Zombies, Torture, Bloodsuckers


True Blood is not on right now, to the disappointment, not to say withdrawal symptoms, of the millions addicted to its veinous entertainment . HBO's vampire series is over for the season, not to return the Louisiana backwater where it's set until next June. Bill Compton, the "good" vampire who is in love with and tries to protect Sookie Stackhouse, the waitress who can extremely sporadically read people's minds, will have to wait six months to imbibe from her veins again. Meanwhile, the Stephanie Meyer vampire book and movie phenomenon, which is saving one publishing company and doing amazing box office with the movie "Twilight," is slaking popular culture's hemoglobin thirst very nicely.

I saw "Twilight" last weekend, in an audience on the Upper West Side of Manhattan in a theater filled with teens and tweens, a few of whom looked with suspicion at the mature gentleman in their midst. But mainly they laughed at the movie. They weren't scared or filled with ardor for the boy vampire--they just thought the whole thing was hilarious. Made me proud to be a New Yorker--I really do wonder if the film met with the same bemusement in Indianapolis.

But what is with the vampire craze right now? The vogue for them has ebbed and flowed over the last century, but at the moment the ventricles seem all the way open. A friend of mine suggested that this fad may represent our culture's unconscious efforts to depict in metaphorical terms the financial greed that has sucked blood money from the body politic--especially the subprime mortgage fiasco that started it. "Mortgage" is derived from the Latin word for "death," after all.

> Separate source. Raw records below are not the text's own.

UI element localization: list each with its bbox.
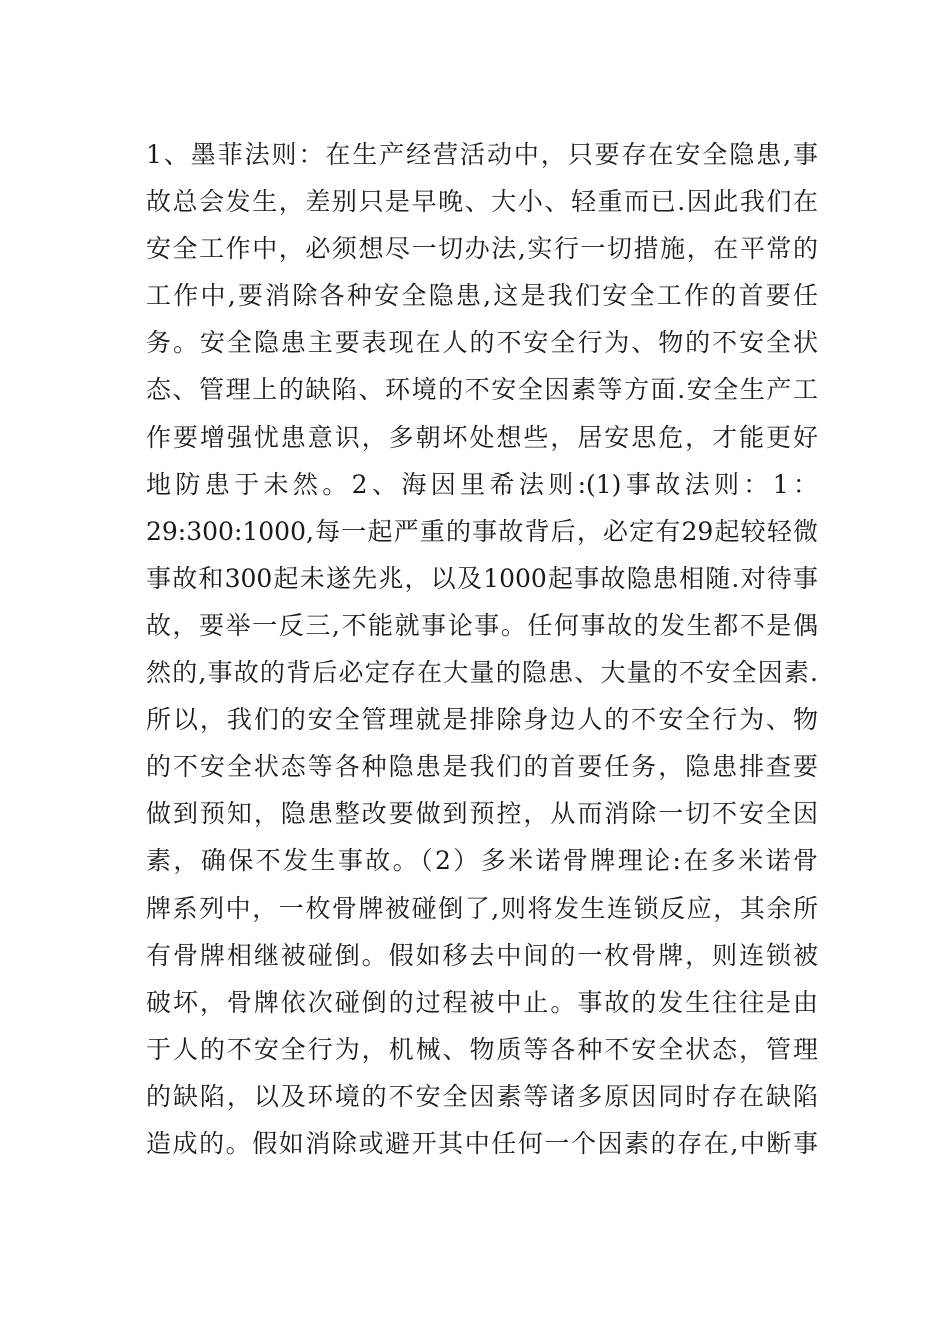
text-line: 故，要举一反三,不能就事论事。任何事故的发生都不是偶 (146, 610, 818, 640)
text-line: 安全工作中，必须想尽一切办法,实行一切措施，在平常的 (146, 234, 818, 264)
text-line: 做到预知，隐患整改要做到预控，从而消除一切不安全因 (146, 799, 818, 829)
text-line: 牌系列中，一枚骨牌被碰倒了,则将发生连锁反应，其余所 (146, 893, 818, 923)
text-line: 然的,事故的背后必定存在大量的隐患、大量的不安全因素. (146, 658, 818, 688)
text-line: 29:300:1000,每一起严重的事故背后，必定有29起较轻微 (146, 516, 818, 546)
text-line: 破坏，骨牌依次碰倒的过程被中止。事故的发生往往是由 (146, 987, 818, 1017)
body-text (146, 131, 818, 1167)
text-line: 作要增强忧患意识，多朝坏处想些，居安思危，才能更好 (146, 422, 818, 452)
text-line: 造成的。假如消除或避开其中任何一个因素的存在,中断事 (146, 1128, 818, 1158)
text-line: 的缺陷，以及环境的不安全因素等诸多原因同时存在缺陷 (146, 1081, 818, 1111)
text-line: 事故和300起未遂先兆，以及1000起事故隐患相随.对待事 (146, 563, 818, 593)
text-line: 素，确保不发生事故。（2）多米诺骨牌理论:在多米诺骨 (146, 846, 818, 876)
text-line: 地防患于未然。2、海因里希法则:(1)事故法则：1： (146, 469, 818, 499)
text-line: 态、管理上的缺陷、环境的不安全因素等方面.安全生产工 (146, 375, 818, 405)
text-line: 工作中,要消除各种安全隐患,这是我们安全工作的首要任 (146, 281, 818, 311)
text-line: 1、墨菲法则：在生产经营活动中，只要存在安全隐患,事 (146, 140, 818, 169)
text-line: 故总会发生，差别只是早晚、大小、轻重而已.因此我们在 (146, 187, 818, 217)
text-line: 所以，我们的安全管理就是排除身边人的不安全行为、物 (146, 705, 818, 735)
text-line: 于人的不安全行为，机械、物质等各种不安全状态，管理 (146, 1034, 818, 1064)
text-line: 的不安全状态等各种隐患是我们的首要任务，隐患排查要 (146, 752, 818, 782)
text-line: 务。安全隐患主要表现在人的不安全行为、物的不安全状 (146, 328, 818, 358)
text-line: 有骨牌相继被碰倒。假如移去中间的一枚骨牌，则连锁被 (146, 940, 818, 970)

I'm sure Film Studies courses everywhere and serious books about sociology and cinema and television have examined this theory in greater detail and with more erudition than I ever could. But all on my own over the last four or five decades I've noticed what seems to me a fascinating co-incidence between popular screen themes and deeper social concerns and crises. Zombies and triffids during the Cold War, with its fear of the Red menace. Westerns a little later in which automobiles and machine guns and cameras began to conflict with the American frontier's rough justice and primal way of life. In the nineties, a great number of movies came out that expressed anxiety about the growing influence of technology--"The Matrix," "Pleasantville, "The Truman Show," almost all the Schwarzenegger futuristic features, to name a few. Then came the "Saw" series--which is still going on--and "Hostel" and other brutal torture movies, which seemed to mirror uncannily the awful news about Abu Ghraib. And now we have vampires preying on the innocent and ignorant, at the same time that corporate bloodsuckers are doing their best to avoid the light of day and scrutiny.

Seems to me that movies are, however unknowingly, projections in more ways than one. If I were to guess what might be the next such cinematic manifestation of social anxiety, it would be--in light of neuroscientific discoveries--movies that call into question what most of us believe to be free will.